女性の尻盗撮で自称消防署員を逮捕という小さい事件があった。
http://www.nikkansports.com/general/news/f-gn-tp0-20120613-966461.html
「商業施設の通路で、ズボンをはいた女性の尻の動画をデジタルカメラで撮影した疑い。」
「カメラには100人以上のズボンをはいた女性の尻の動画や画像が残っていた。

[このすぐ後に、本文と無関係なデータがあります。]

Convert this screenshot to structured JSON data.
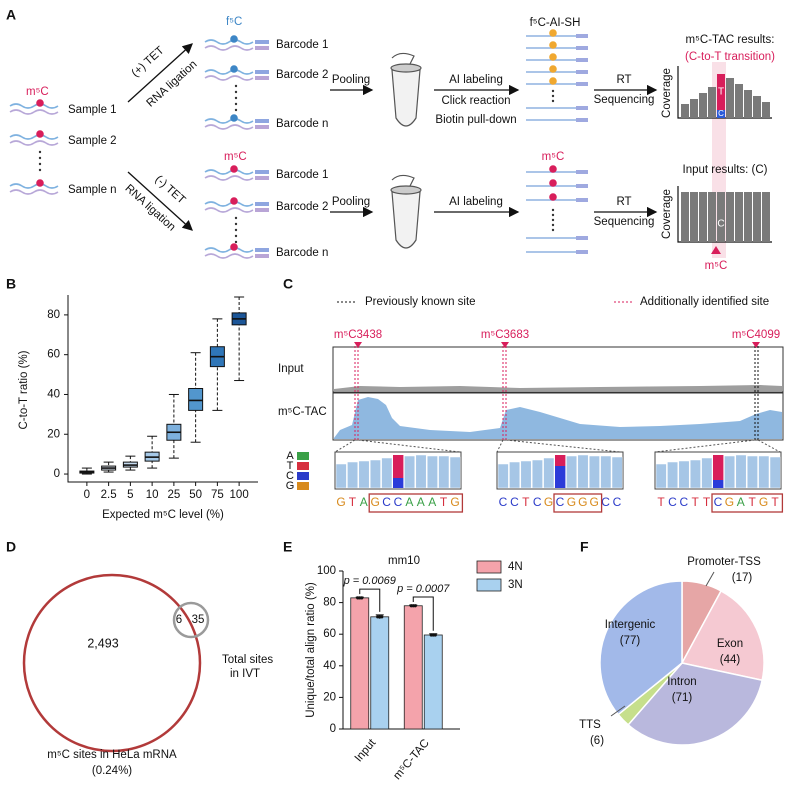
{
  "panel_labels": [
    "A",
    "B",
    "C",
    "D",
    "E",
    "F"
  ],
  "panel_a": {
    "input_mark": "m⁵C",
    "samples": [
      "Sample 1",
      "Sample 2",
      "Sample n"
    ],
    "top_branch": {
      "treatment": "(+) TET",
      "ligation": "RNA ligation",
      "mark": "f⁵C",
      "barcodes": [
        "Barcode 1",
        "Barcode 2",
        "Barcode n"
      ],
      "pooling": "Pooling",
      "steps": [
        "AI labeling",
        "Click reaction",
        "Biotin pull-down"
      ],
      "product": "f⁵C-AI-SH",
      "sequencing": [
        "RT",
        "Sequencing"
      ],
      "result_title": "m⁵C-TAC results:",
      "result_subtitle": "(C-to-T transition)",
      "axis_label": "Coverage",
      "bases": [
        "T",
        "C"
      ]
    },
    "bottom_branch": {
      "treatment": "(-) TET",
      "ligation": "RNA ligation",
      "mark": "m⁵C",
      "barcodes": [
        "Barcode 1",
        "Barcode 2",
        "Barcode n"
      ],
      "pooling": "Pooling",
      "steps": [
        "AI labeling"
      ],
      "product": "m⁵C",
      "sequencing": [
        "RT",
        "Sequencing"
      ],
      "result_title": "Input results: (C)",
      "axis_label": "Coverage",
      "bases": [
        "C"
      ],
      "site": "m⁵C"
    }
  },
  "chart_data": [
    {
      "type": "box",
      "xlabel": "Expected m⁵C level (%)",
      "ylabel": "C-to-T ratio (%)",
      "categories": [
        "0",
        "2.5",
        "5",
        "10",
        "25",
        "50",
        "75",
        "100"
      ],
      "min": [
        0,
        1,
        2,
        3,
        8,
        16,
        32,
        47
      ],
      "q1": [
        0.5,
        2,
        3.5,
        6.5,
        17,
        32,
        54,
        75
      ],
      "median": [
        1,
        3,
        4.5,
        8.5,
        21,
        37,
        59,
        78
      ],
      "q3": [
        1.5,
        4,
        6,
        11,
        25,
        43,
        64,
        81
      ],
      "max": [
        3,
        6,
        9,
        19,
        40,
        61,
        78,
        89
      ],
      "colors": [
        "#f3f7fb",
        "#e2ecf7",
        "#c7dcf0",
        "#a6c9e8",
        "#7db0dd",
        "#5296cd",
        "#2f76b8",
        "#1c5698"
      ],
      "ylim": [
        -4,
        90
      ],
      "yticks": [
        0,
        20,
        40,
        60,
        80
      ]
    },
    {
      "type": "bar",
      "title": "mm10",
      "ylabel": "Unique/total align ratio (%)",
      "categories": [
        "Input",
        "m⁵C-TAC"
      ],
      "series": [
        {
          "name": "4N",
          "color": "#f4a3ab",
          "values": [
            83,
            78
          ],
          "errors": [
            0.5,
            0.5
          ]
        },
        {
          "name": "3N",
          "color": "#a9d1ef",
          "values": [
            71,
            59.5
          ],
          "errors": [
            1.2,
            0.8
          ]
        }
      ],
      "annotations": [
        "p = 0.0069",
        "p = 0.0007"
      ],
      "ylim": [
        0,
        100
      ],
      "yticks": [
        0,
        20,
        40,
        60,
        80,
        100
      ]
    },
    {
      "type": "pie",
      "categories": [
        "Promoter-TSS",
        "Exon",
        "Intron",
        "TTS",
        "Intergenic"
      ],
      "values": [
        17,
        44,
        71,
        6,
        77
      ],
      "value_labels": [
        "(17)",
        "(44)",
        "(71)",
        "(6)",
        "(77)"
      ],
      "colors": [
        "#e6a6a6",
        "#f5c9d2",
        "#b9b8dd",
        "#c6df8c",
        "#a2b9e9"
      ]
    }
  ],
  "panel_c": {
    "legend": [
      "Previously known site",
      "Additionally identified site"
    ],
    "sites": [
      "m⁵C3438",
      "m⁵C3683",
      "m⁵C4099"
    ],
    "tracks": [
      "Input",
      "m⁵C-TAC"
    ],
    "bases": [
      "A",
      "T",
      "C",
      "G"
    ],
    "base_colors": [
      "#3aa047",
      "#d62f3f",
      "#2b3bc9",
      "#d88a1c"
    ],
    "sequences": [
      [
        "G",
        "T",
        "A",
        "G",
        "C",
        "C",
        "A",
        "A",
        "A",
        "T",
        "G"
      ],
      [
        "C",
        "C",
        "T",
        "C",
        "G",
        "C",
        "G",
        "G",
        "G",
        "C",
        "C"
      ],
      [
        "T",
        "C",
        "C",
        "T",
        "T",
        "C",
        "G",
        "A",
        "T",
        "G",
        "T"
      ]
    ]
  },
  "panel_d": {
    "main_count": "2,493",
    "overlap_count": "6",
    "ivt_count": "35",
    "ivt_label": [
      "Total sites",
      "in IVT"
    ],
    "main_label": [
      "m⁵C sites in HeLa mRNA",
      "(0.24%)"
    ]
  }
}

」

迷惑防止条例違反の疑い、ということなのだが、
大阪府公衆に著しく迷惑をかける暴力的不良行為等の防止に関する条例
のことだと思われ、この条文が該当するらしい。

第六条 何人も、次に掲げる行為をしてはならない。
二 人を著しくしゅう恥させ、又は人に不安を覚えさせるような方法で、公共の場所又は公共の乗物における衣服等で覆われている人の身体又は下着を見、又は撮影すること。

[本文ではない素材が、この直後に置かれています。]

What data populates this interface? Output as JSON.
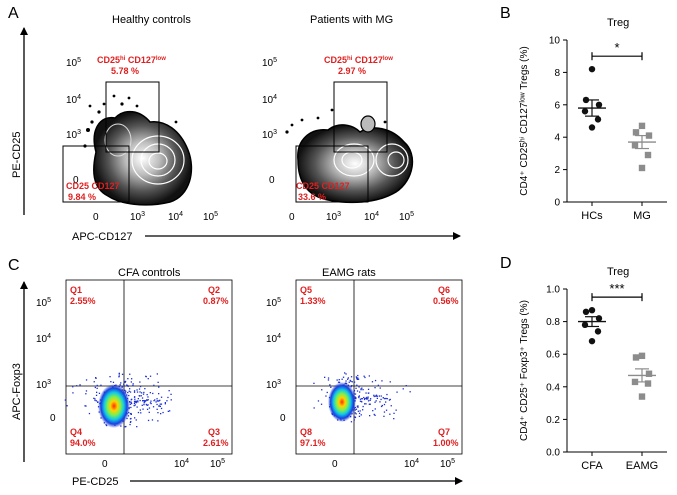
{
  "panel_letters": [
    "A",
    "B",
    "C",
    "D"
  ],
  "panel_a": {
    "titles": [
      "Healthy controls",
      "Patients with MG"
    ],
    "ylabel": "PE-CD25",
    "xlabel": "APC-CD127",
    "y_ticks": [
      {
        "b": "10",
        "e": "5"
      },
      {
        "b": "10",
        "e": "4"
      },
      {
        "b": "10",
        "e": "3"
      },
      {
        "b": "0",
        "e": ""
      }
    ],
    "x_ticks": [
      {
        "b": "0",
        "e": ""
      },
      {
        "b": "10",
        "e": "3"
      },
      {
        "b": "10",
        "e": "4"
      },
      {
        "b": "10",
        "e": "5"
      }
    ],
    "gates": [
      {
        "upper_pre": "CD25",
        "upper_sup1": "hi",
        "upper_mid": " CD127",
        "upper_sup2": "low",
        "upper_value": "5.78 %",
        "lower_label": "CD25  CD127",
        "lower_value": "9.84 %"
      },
      {
        "upper_pre": "CD25",
        "upper_sup1": "hi",
        "upper_mid": " CD127",
        "upper_sup2": "low",
        "upper_value": "2.97 %",
        "lower_label": "CD25  CD127",
        "lower_value": "33.6 %"
      }
    ]
  },
  "panel_c": {
    "titles": [
      "CFA controls",
      "EAMG rats"
    ],
    "ylabel": "APC-Foxp3",
    "xlabel": "PE-CD25",
    "y_ticks": [
      {
        "b": "10",
        "e": "5"
      },
      {
        "b": "10",
        "e": "4"
      },
      {
        "b": "10",
        "e": "3"
      },
      {
        "b": "0",
        "e": ""
      }
    ],
    "x_ticks": [
      {
        "b": "0",
        "e": ""
      },
      {
        "b": "10",
        "e": "4"
      },
      {
        "b": "10",
        "e": "5"
      }
    ],
    "quadrants": [
      [
        {
          "q": "Q1",
          "v": "2.55%"
        },
        {
          "q": "Q2",
          "v": "0.87%"
        },
        {
          "q": "Q4",
          "v": "94.0%"
        },
        {
          "q": "Q3",
          "v": "2.61%"
        }
      ],
      [
        {
          "q": "Q5",
          "v": "1.33%"
        },
        {
          "q": "Q6",
          "v": "0.56%"
        },
        {
          "q": "Q8",
          "v": "97.1%"
        },
        {
          "q": "Q7",
          "v": "1.00%"
        }
      ]
    ]
  },
  "chart_data": [
    {
      "type": "scatter",
      "panel": "B",
      "title": "Treg",
      "ylabel": "CD4⁺ CD25ʰⁱ CD127ˡᵒʷ Tregs (%)",
      "categories": [
        "HCs",
        "MG"
      ],
      "ylim": [
        0,
        10
      ],
      "yticks": [
        0,
        2,
        4,
        6,
        8,
        10
      ],
      "grid": false,
      "series": [
        {
          "values": [
            8.2,
            6.3,
            6.0,
            5.6,
            5.1,
            4.6
          ],
          "mean": 5.8,
          "sem": 0.5,
          "color": "#111111"
        },
        {
          "values": [
            4.7,
            4.3,
            4.1,
            3.5,
            2.9,
            2.1
          ],
          "mean": 3.7,
          "sem": 0.4,
          "color": "#8c8c8c"
        }
      ],
      "significance": "*"
    },
    {
      "type": "scatter",
      "panel": "D",
      "title": "Treg",
      "ylabel": "CD4⁺ CD25⁺ Foxp3⁺ Tregs (%)",
      "categories": [
        "CFA",
        "EAMG"
      ],
      "ylim": [
        0,
        1.0
      ],
      "yticks": [
        0.0,
        0.2,
        0.4,
        0.6,
        0.8,
        1.0
      ],
      "grid": false,
      "series": [
        {
          "values": [
            0.87,
            0.86,
            0.82,
            0.78,
            0.74,
            0.68
          ],
          "mean": 0.8,
          "sem": 0.03,
          "color": "#111111"
        },
        {
          "values": [
            0.59,
            0.58,
            0.48,
            0.43,
            0.42,
            0.34
          ],
          "mean": 0.47,
          "sem": 0.04,
          "color": "#8c8c8c"
        }
      ],
      "significance": "***"
    }
  ]
}
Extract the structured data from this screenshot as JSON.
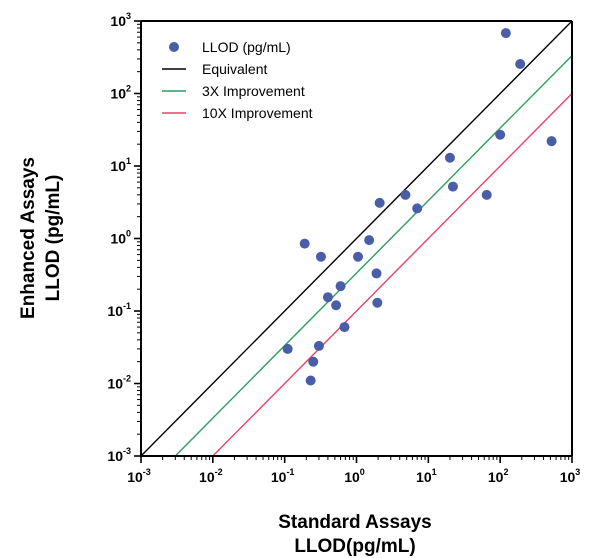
{
  "chart_data": {
    "type": "scatter",
    "xlabel": [
      "Standard Assays",
      "LLOD(pg/mL)"
    ],
    "ylabel": [
      "Enhanced Assays",
      "LLOD (pg/mL)"
    ],
    "x_scale": "log",
    "y_scale": "log",
    "xlim": [
      0.001,
      1000
    ],
    "ylim": [
      0.001,
      1000
    ],
    "x_ticks": [
      {
        "base": "10",
        "exp": "-3"
      },
      {
        "base": "10",
        "exp": "-2"
      },
      {
        "base": "10",
        "exp": "-1"
      },
      {
        "base": "10",
        "exp": "0"
      },
      {
        "base": "10",
        "exp": "1"
      },
      {
        "base": "10",
        "exp": "2"
      },
      {
        "base": "10",
        "exp": "3"
      }
    ],
    "y_ticks": [
      {
        "base": "10",
        "exp": "-3"
      },
      {
        "base": "10",
        "exp": "-2"
      },
      {
        "base": "10",
        "exp": "-1"
      },
      {
        "base": "10",
        "exp": "0"
      },
      {
        "base": "10",
        "exp": "1"
      },
      {
        "base": "10",
        "exp": "2"
      },
      {
        "base": "10",
        "exp": "3"
      }
    ],
    "grid": false,
    "legend_position": "top-left",
    "series": [
      {
        "name": "LLOD (pg/mL)",
        "kind": "points",
        "color": "#4a5ea8",
        "points": [
          {
            "x": 0.11,
            "y": 0.03
          },
          {
            "x": 0.19,
            "y": 0.85
          },
          {
            "x": 0.23,
            "y": 0.011
          },
          {
            "x": 0.25,
            "y": 0.02
          },
          {
            "x": 0.3,
            "y": 0.033
          },
          {
            "x": 0.32,
            "y": 0.56
          },
          {
            "x": 0.4,
            "y": 0.155
          },
          {
            "x": 0.52,
            "y": 0.12
          },
          {
            "x": 0.6,
            "y": 0.22
          },
          {
            "x": 0.68,
            "y": 0.06
          },
          {
            "x": 1.05,
            "y": 0.56
          },
          {
            "x": 1.5,
            "y": 0.95
          },
          {
            "x": 1.9,
            "y": 0.33
          },
          {
            "x": 1.95,
            "y": 0.13
          },
          {
            "x": 2.1,
            "y": 3.1
          },
          {
            "x": 4.8,
            "y": 4.0
          },
          {
            "x": 7.0,
            "y": 2.6
          },
          {
            "x": 20,
            "y": 13
          },
          {
            "x": 22,
            "y": 5.2
          },
          {
            "x": 65,
            "y": 4.0
          },
          {
            "x": 100,
            "y": 27
          },
          {
            "x": 120,
            "y": 680
          },
          {
            "x": 190,
            "y": 255
          },
          {
            "x": 520,
            "y": 22
          }
        ]
      },
      {
        "name": "Equivalent",
        "kind": "line",
        "color": "#000000",
        "factor": 1
      },
      {
        "name": "3X Improvement",
        "kind": "line",
        "color": "#2e9e5e",
        "factor": 3
      },
      {
        "name": "10X Improvement",
        "kind": "line",
        "color": "#e8436a",
        "factor": 10
      }
    ]
  }
}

ポイントは2つあって、「人を著しくしゅう恥させ、又は人に不安を覚えさせるような」という但し書きがあるのと、「身体又は下着」が対象であるということ。
尻の写真を撮られるのが著しい羞恥か、というのは極めて疑問で、だいたい人に見られるのが当たり前のものである。膝ならどうかとか、「うなじ」はどうなのかとか考えると、尻もかなりシロに近いように思う。
顔を撮るのと違って、十分な匿名性もあるように思われるし。

また、条文では「身体または下着」を「見、又は撮影すること」が禁止条項になっているのだけど、ズボン自体を撮ろうというのが目的であればいいんだろうか、という疑問もあり、ファッション雑誌が街頭で撮る写真との差異は極めてあいまい。

であれば、この条例違反の成立には羞恥あるいは不安が前提にならなければならず、写真を撮っているのを見かけた別の女性が110番したという今回のケースでは、取られた本人が「著しく」恥ずかしかったという告白が必要なのではないのか?

また、当人の羞恥あるいは不安がない方法、例えば公共の場所で望遠レンズで撮るという方法を取れば罪にならないのか? これは多分肖像権の話と盗撮の話なのだが、これも線引きははっきりしない。

肖像権のwikipediaより:
「条例レベルでの規制はまちまちであり、被写体が写真及び映像の画面上の一定以上の割合を占めた時点で、無許可撮影が条例に抵触する場合があり、公道や海岸で景色を撮る場合でも注意が必要である。」

尻フェチが尻の写真を撮るのは犯罪で、靴フェチや二の腕フェチが自分の性的好奇心を満足させるのは問題にはならないとすれば、不公平な気がする。